Just finished Ryan's "War on Poverty" report. It was not the only thing I was reading, it does not usually take me that long to read 205 pages. The report goes through all the entitlement programs divided into the categories of: 1) Cash Aid, 2) Education and Job Training, 3) Energy, 4) Food Aid, 5) Health Care, 6) Housing, 7) Social Services, 8) Veterans. To provide an bias and unfair assessment of the report it went through each individual program stating the program was ineffective and that there were cases of fraud. What specifically should be done was not stated although a general assumption could be made.

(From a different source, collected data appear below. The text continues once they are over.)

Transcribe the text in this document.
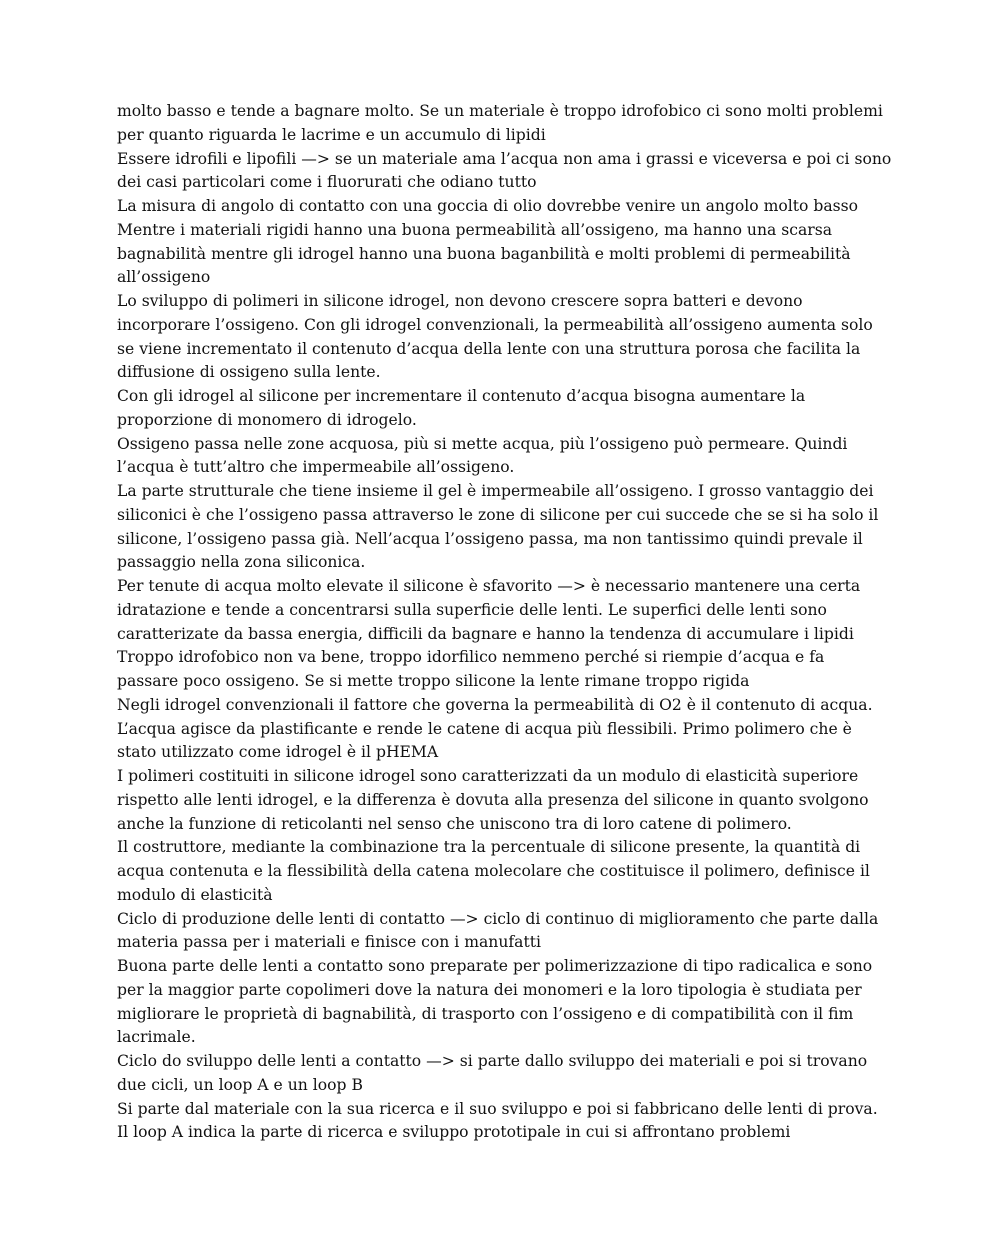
molto basso e tende a bagnare molto. Se un materiale è troppo idrofobico ci sono molti problemi
per quanto riguarda le lacrime e un accumulo di lipidi
Essere idrofili e lipofili —> se un materiale ama l’acqua non ama i grassi e viceversa e poi ci sono
dei casi particolari come i fluorurati che odiano tutto
La misura di angolo di contatto con una goccia di olio dovrebbe venire un angolo molto basso
Mentre i materiali rigidi hanno una buona permeabilità all’ossigeno, ma hanno una scarsa
bagnabilità mentre gli idrogel hanno una buona baganbilità e molti problemi di permeabilità
all’ossigeno
Lo sviluppo di polimeri in silicone idrogel, non devono crescere sopra batteri e devono
incorporare l’ossigeno. Con gli idrogel convenzionali, la permeabilità all’ossigeno aumenta solo
se viene incrementato il contenuto d’acqua della lente con una struttura porosa che facilita la
diffusione di ossigeno sulla lente.
Con gli idrogel al silicone per incrementare il contenuto d’acqua bisogna aumentare la
proporzione di monomero di idrogelo.
Ossigeno passa nelle zone acquosa, più si mette acqua, più l’ossigeno può permeare. Quindi
l’acqua è tutt’altro che impermeabile all’ossigeno.
La parte strutturale che tiene insieme il gel è impermeabile all’ossigeno. I grosso vantaggio dei
siliconici è che l’ossigeno passa attraverso le zone di silicone per cui succede che se si ha solo il
silicone, l’ossigeno passa già. Nell’acqua l’ossigeno passa, ma non tantissimo quindi prevale il
passaggio nella zona siliconica.
Per tenute di acqua molto elevate il silicone è sfavorito —> è necessario mantenere una certa
idratazione e tende a concentrarsi sulla superficie delle lenti. Le superfici delle lenti sono
caratterizate da bassa energia, difficili da bagnare e hanno la tendenza di accumulare i lipidi
Troppo idrofobico non va bene, troppo idorfilico nemmeno perché si riempie d’acqua e fa
passare poco ossigeno. Se si mette troppo silicone la lente rimane troppo rigida
Negli idrogel convenzionali il fattore che governa la permeabilità di O2 è il contenuto di acqua.
L’acqua agisce da plastificante e rende le catene di acqua più flessibili. Primo polimero che è
stato utilizzato come idrogel è il pHEMA
I polimeri costituiti in silicone idrogel sono caratterizzati da un modulo di elasticità superiore
rispetto alle lenti idrogel, e la differenza è dovuta alla presenza del silicone in quanto svolgono
anche la funzione di reticolanti nel senso che uniscono tra di loro catene di polimero.
Il costruttore, mediante la combinazione tra la percentuale di silicone presente, la quantità di
acqua contenuta e la flessibilità della catena molecolare che costituisce il polimero, definisce il
modulo di elasticità
Ciclo di produzione delle lenti di contatto —> ciclo di continuo di miglioramento che parte dalla
materia passa per i materiali e finisce con i manufatti
Buona parte delle lenti a contatto sono preparate per polimerizzazione di tipo radicalica e sono
per la maggior parte copolimeri dove la natura dei monomeri e la loro tipologia è studiata per
migliorare le proprietà di bagnabilità, di trasporto con l’ossigeno e di compatibilità con il fim
lacrimale.
Ciclo do sviluppo delle lenti a contatto —> si parte dallo sviluppo dei materiali e poi si trovano
due cicli, un loop A e un loop B
Si parte dal materiale con la sua ricerca e il suo sviluppo e poi si fabbricano delle lenti di prova.
Il loop A indica la parte di ricerca e sviluppo prototipale in cui si affrontano problemi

In Appendix I the report stated the 2013 level of income is $23,550 for a four-person household. The number was originally set in 1964 at three times minimum food costs and since has been increased annually according to inflation. The report states that the gauge might be inaccurate because the measure of income does not include income such a SNAP aid or that inflation is overstated or others might be living in the household. "In other words, there is good evidence that the OPR significantly overstates the amount of poverty." (200) (OPR, Official Poverty Rate) Well if there poverty is overstated then we can just go cut all the entitlement programs. Rep. Ryan will be so surprised when I tell him this wonderful plan I thought up all by myself. 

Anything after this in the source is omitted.